The WMO concluded that 2020 ranked alongside 2016 as the warmest years on record, but that’s not the whole story. The 2016 record was set when the world was in the grip of a naturally-warming El Niño weather event, but from mid-2020 a cooling La Niña prevailed.
The final six years of the warmest decade on record, starting in 2011 and ending last year, were all warmer than any previous year. The WMO predicts that 2021 will still be among the hottest ever despite being cooled by the current La Niña.
It also holds out the possibility that the planet will exceed the “safe” Paris target of 1.5C of warming within just three years, and says we are now firmly on track to a catastrophic temperature rise of between 3C and 5C within a human lifetime. If that seems bearable, it isn’t. It would render most of the planet uninhabitable, and Australia would be among the hardest hit.
But the climate data, while concerning in itself, is just the tip of a mountain of growing evidence that as our collective activities and the sheer numbers of people on the planet continue to grow (despite the pandemic), we are undermining our life support systems.

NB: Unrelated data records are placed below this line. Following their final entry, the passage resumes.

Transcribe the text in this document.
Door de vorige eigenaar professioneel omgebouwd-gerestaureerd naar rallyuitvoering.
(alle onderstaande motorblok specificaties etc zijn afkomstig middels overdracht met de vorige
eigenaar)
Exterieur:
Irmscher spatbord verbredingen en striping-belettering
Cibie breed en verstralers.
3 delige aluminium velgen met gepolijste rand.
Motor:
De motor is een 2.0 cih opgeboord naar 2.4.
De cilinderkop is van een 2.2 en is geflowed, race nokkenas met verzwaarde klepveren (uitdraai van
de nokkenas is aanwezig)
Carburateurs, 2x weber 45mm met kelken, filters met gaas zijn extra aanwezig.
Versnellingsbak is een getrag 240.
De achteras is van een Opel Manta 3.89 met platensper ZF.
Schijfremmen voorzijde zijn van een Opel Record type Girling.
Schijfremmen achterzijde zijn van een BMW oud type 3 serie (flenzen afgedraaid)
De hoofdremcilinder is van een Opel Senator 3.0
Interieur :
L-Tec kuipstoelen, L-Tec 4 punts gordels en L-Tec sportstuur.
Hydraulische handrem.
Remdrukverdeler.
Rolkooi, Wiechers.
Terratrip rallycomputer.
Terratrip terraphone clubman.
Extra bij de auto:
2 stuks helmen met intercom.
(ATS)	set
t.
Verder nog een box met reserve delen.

Oceans and waterways are being contaminated with our toxic waste. Freshwater and food resources on every continent are diminishing. We are losing both wild nature and arable land at an unprecedented rate through urban sprawl and bad agricultural practices and policies, including excessive pesticide use, land-clearing and irrigation.
Our inability to respond effectively to these human impacts reflects badly on us all. The biggest burden must fall on those who govern the world’s most developed economies, including our own, and in the case of democratic countries, on the people who elected those governments. That’s us.

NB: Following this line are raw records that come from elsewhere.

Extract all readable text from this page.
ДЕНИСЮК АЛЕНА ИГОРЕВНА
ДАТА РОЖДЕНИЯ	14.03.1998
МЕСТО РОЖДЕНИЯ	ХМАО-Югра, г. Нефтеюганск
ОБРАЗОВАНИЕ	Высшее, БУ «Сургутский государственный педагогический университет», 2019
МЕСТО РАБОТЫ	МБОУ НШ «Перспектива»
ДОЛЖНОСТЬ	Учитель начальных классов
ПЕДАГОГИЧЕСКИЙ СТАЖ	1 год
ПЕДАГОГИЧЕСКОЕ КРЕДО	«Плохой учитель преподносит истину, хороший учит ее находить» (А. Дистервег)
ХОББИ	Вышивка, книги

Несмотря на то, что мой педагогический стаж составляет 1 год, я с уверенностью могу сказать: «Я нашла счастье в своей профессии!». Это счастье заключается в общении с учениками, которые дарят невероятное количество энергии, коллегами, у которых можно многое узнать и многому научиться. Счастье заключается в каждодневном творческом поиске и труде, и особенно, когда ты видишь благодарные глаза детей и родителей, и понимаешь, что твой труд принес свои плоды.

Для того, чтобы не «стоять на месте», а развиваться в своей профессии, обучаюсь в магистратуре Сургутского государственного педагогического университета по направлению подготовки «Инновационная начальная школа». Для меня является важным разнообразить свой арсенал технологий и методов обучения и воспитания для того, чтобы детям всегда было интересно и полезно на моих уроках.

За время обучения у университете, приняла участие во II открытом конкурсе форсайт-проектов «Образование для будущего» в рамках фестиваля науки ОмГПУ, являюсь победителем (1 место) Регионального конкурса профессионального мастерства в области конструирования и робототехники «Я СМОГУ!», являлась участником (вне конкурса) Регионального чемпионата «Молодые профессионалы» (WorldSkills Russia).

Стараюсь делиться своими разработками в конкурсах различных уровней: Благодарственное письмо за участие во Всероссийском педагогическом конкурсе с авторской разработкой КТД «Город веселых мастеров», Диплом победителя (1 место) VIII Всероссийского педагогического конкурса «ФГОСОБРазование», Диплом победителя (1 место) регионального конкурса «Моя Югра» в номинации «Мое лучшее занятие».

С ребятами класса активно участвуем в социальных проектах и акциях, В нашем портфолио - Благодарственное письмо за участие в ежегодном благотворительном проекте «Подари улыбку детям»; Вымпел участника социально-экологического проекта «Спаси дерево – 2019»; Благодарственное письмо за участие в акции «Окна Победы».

So what should our governments do? What should we be demanding of them?
The wickedest part of this wicked policy problem is the fact that the full outcome of our excessive carbon pollution today is not revealed in the temperature signal for many years. The pandemic has shown how difficult it is to maintain a disciplined policy approach when the delay in impact is just a few weeks. How much more difficult is it when the lag is so much longer?
Australia needs to look no further than its own shores. The virus is contained (fingers crossed) here because governments were sufficiently spooked to invite public health specialists into the inner sanctum of power, even ceding authority to them in front of television cameras on a daily basis.

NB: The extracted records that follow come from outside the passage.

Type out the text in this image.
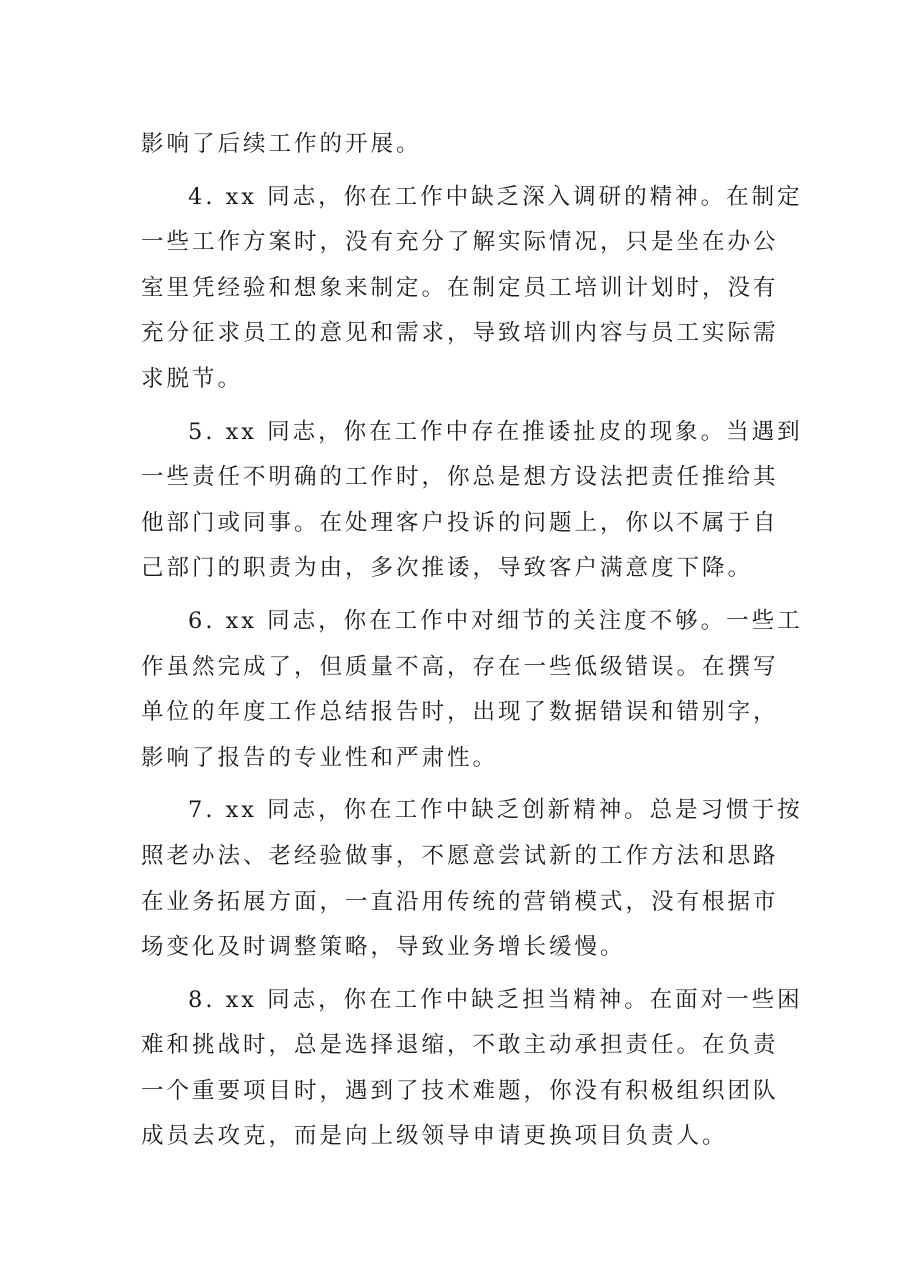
影响了后续工作的开展。

4. xx 同志，你在工作中缺乏深入调研的精神。在制定
一些工作方案时，没有充分了解实际情况，只是坐在办公
室里凭经验和想象来制定。在制定员工培训计划时，没有
充分征求员工的意见和需求，导致培训内容与员工实际需
求脱节。

5. xx 同志，你在工作中存在推诿扯皮的现象。当遇到
一些责任不明确的工作时，你总是想方设法把责任推给其
他部门或同事。在处理客户投诉的问题上，你以不属于自
己部门的职责为由，多次推诿，导致客户满意度下降。

6. xx 同志，你在工作中对细节的关注度不够。一些工
作虽然完成了，但质量不高，存在一些低级错误。在撰写
单位的年度工作总结报告时，出现了数据错误和错别字，
影响了报告的专业性和严肃性。

7. xx 同志，你在工作中缺乏创新精神。总是习惯于按
照老办法、老经验做事，不愿意尝试新的工作方法和思路
在业务拓展方面，一直沿用传统的营销模式，没有根据市
场变化及时调整策略，导致业务增长缓慢。

8. xx 同志，你在工作中缺乏担当精神。在面对一些困
难和挑战时，总是选择退缩，不敢主动承担责任。在负责
一个重要项目时，遇到了技术难题，你没有积极组织团队
成员去攻克，而是向上级领导申请更换项目负责人。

In most other parts of the world this is not the case, and we only have to look at national infection and death data to see the horrific results. There is a parallel here with climate policy responses, except that the potential outcome in the case of climate is massively greater.
The incoming Biden administration in the US plans to respond to the climate crisis with new authorities able to enforce urgently-needed policy reforms, to cut emissions at home and resume that country’s leadership role globally.
Remember the Climate Change Authority, set up under Julia Gillard’s government in 2012? That had the potential to become something with real teeth, a centre of expertise and executive power able to direct governments on policy changes that would make a difference on the ground.
But it has never come to anything because no elected official has been willing to cede that power. Tony Abbott tried to abolish it; it survived but sits on the outermost rim of government, an empty shell ignored by its political masters.
While a slow-burning global environmental crisis threatens to engulf us, our government refuses to yield power to expertise. To understand the impact of this policy failure, we need look no further than those countries now reeling from a pandemic out of control.